Another aspect of the ENDEAVR project will become a reality this fall: a van that, for the most part, drives itself and will ferry residents lacking easy access to vehicle travel — senior citizens, disabled citizens, and others without transportation — to appointments and other trips. A volunteer operator in the driver’s seat will guide the van through parking lots; other than that, the van, using a publicly available guidance system, will be on its own.

“The vehicle will also be equipped with mobile telemedicine facilities so that patients without internet access at home will be able to see a doctor virtually and safely inside,” said Li. “Residents and leaders in Nolanville are eagerly expecting this part of the ENDEAVR project stage.”

Self-driving, or autonomous, vehicles have been in various stages of development and testing for several years.

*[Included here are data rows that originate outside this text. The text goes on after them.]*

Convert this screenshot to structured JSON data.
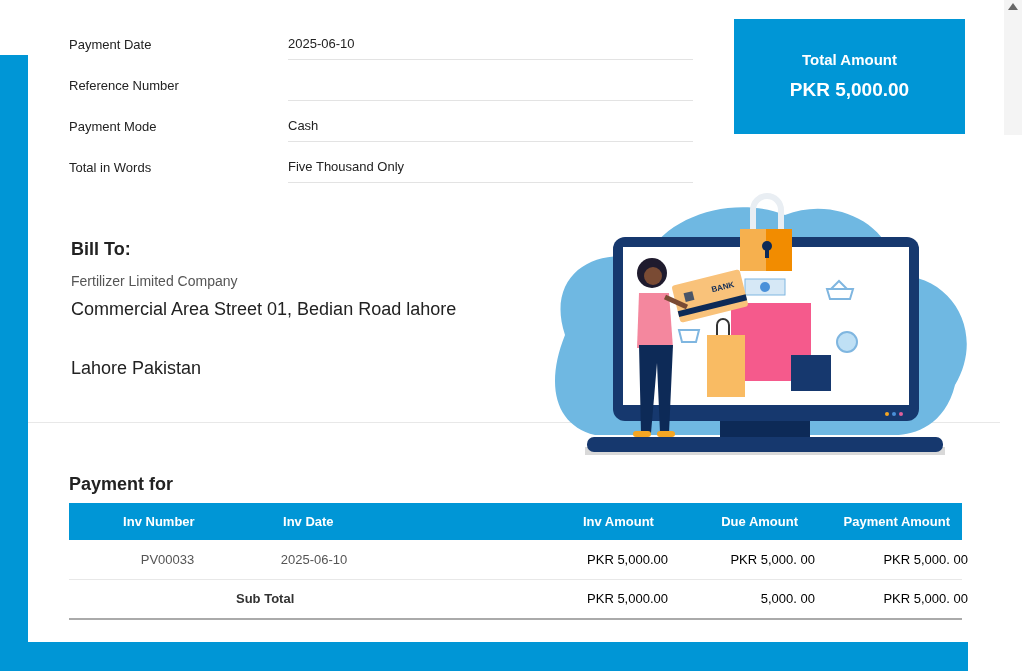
{
  "fields": [
    {
      "label": "Payment Date",
      "value": "2025-06-10"
    },
    {
      "label": "Reference Number"
    },
    {
      "label": "Payment Mode",
      "value": "Cash"
    },
    {
      "label": "Total in Words",
      "value": "Five Thousand Only"
    }
  ],
  "total": {
    "label": "Total Amount",
    "value": "PKR 5,000.00"
  },
  "bill_to": {
    "heading": "Bill To:",
    "company": "Fertilizer Limited Company",
    "address": "Commercial Area Street 01, Bedian Road lahore",
    "city": "Lahore Pakistan"
  },
  "illustration": {
    "card_text": "BANK"
  },
  "payment_for": {
    "heading": "Payment for",
    "columns": [
      "Inv Number",
      "Inv Date",
      "Inv Amount",
      "Due Amount",
      "Payment Amount"
    ],
    "rows": [
      {
        "kind": "item",
        "cells": [
          "PV00033",
          "2025-06-10",
          "PKR 5,000.00",
          "PKR 5,000. 00",
          "PKR 5,000. 00"
        ]
      },
      {
        "kind": "subtotal",
        "cells": [
          "",
          "Sub Total",
          "PKR 5,000.00",
          "5,000. 00",
          "PKR 5,000. 00"
        ]
      }
    ]
  }
}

Such vehicles promise to make transportation more readily available to the more than 75 million people in the United States who lack everyday transportation options.

“There are 25.5 million Americans with travel-limiting disabilities, 29.8 million people age 75 and up for whom driving might be a considerable safety risk, and 20.6 million Americans who live in households without cars,” said Li.

A significant hurdle to providing transportation relief to people in these demographics are the high prices that are common for autonomous vehicles.

But there are lower-cost options available, including relatively affordable kits that enable a mechanic to convert a standard vehicle into a semiautonomous car in just a few hours — the kind of vehicle that is part of the ENDEAVR/Nolanville project.

After a fall 2020 test of the semiautonomous van, ENDEAVR- affiliated scholars from several disciplines will assess how it affected users’ mobility, what kind of trips they used it for, and overall, how it affected their lives.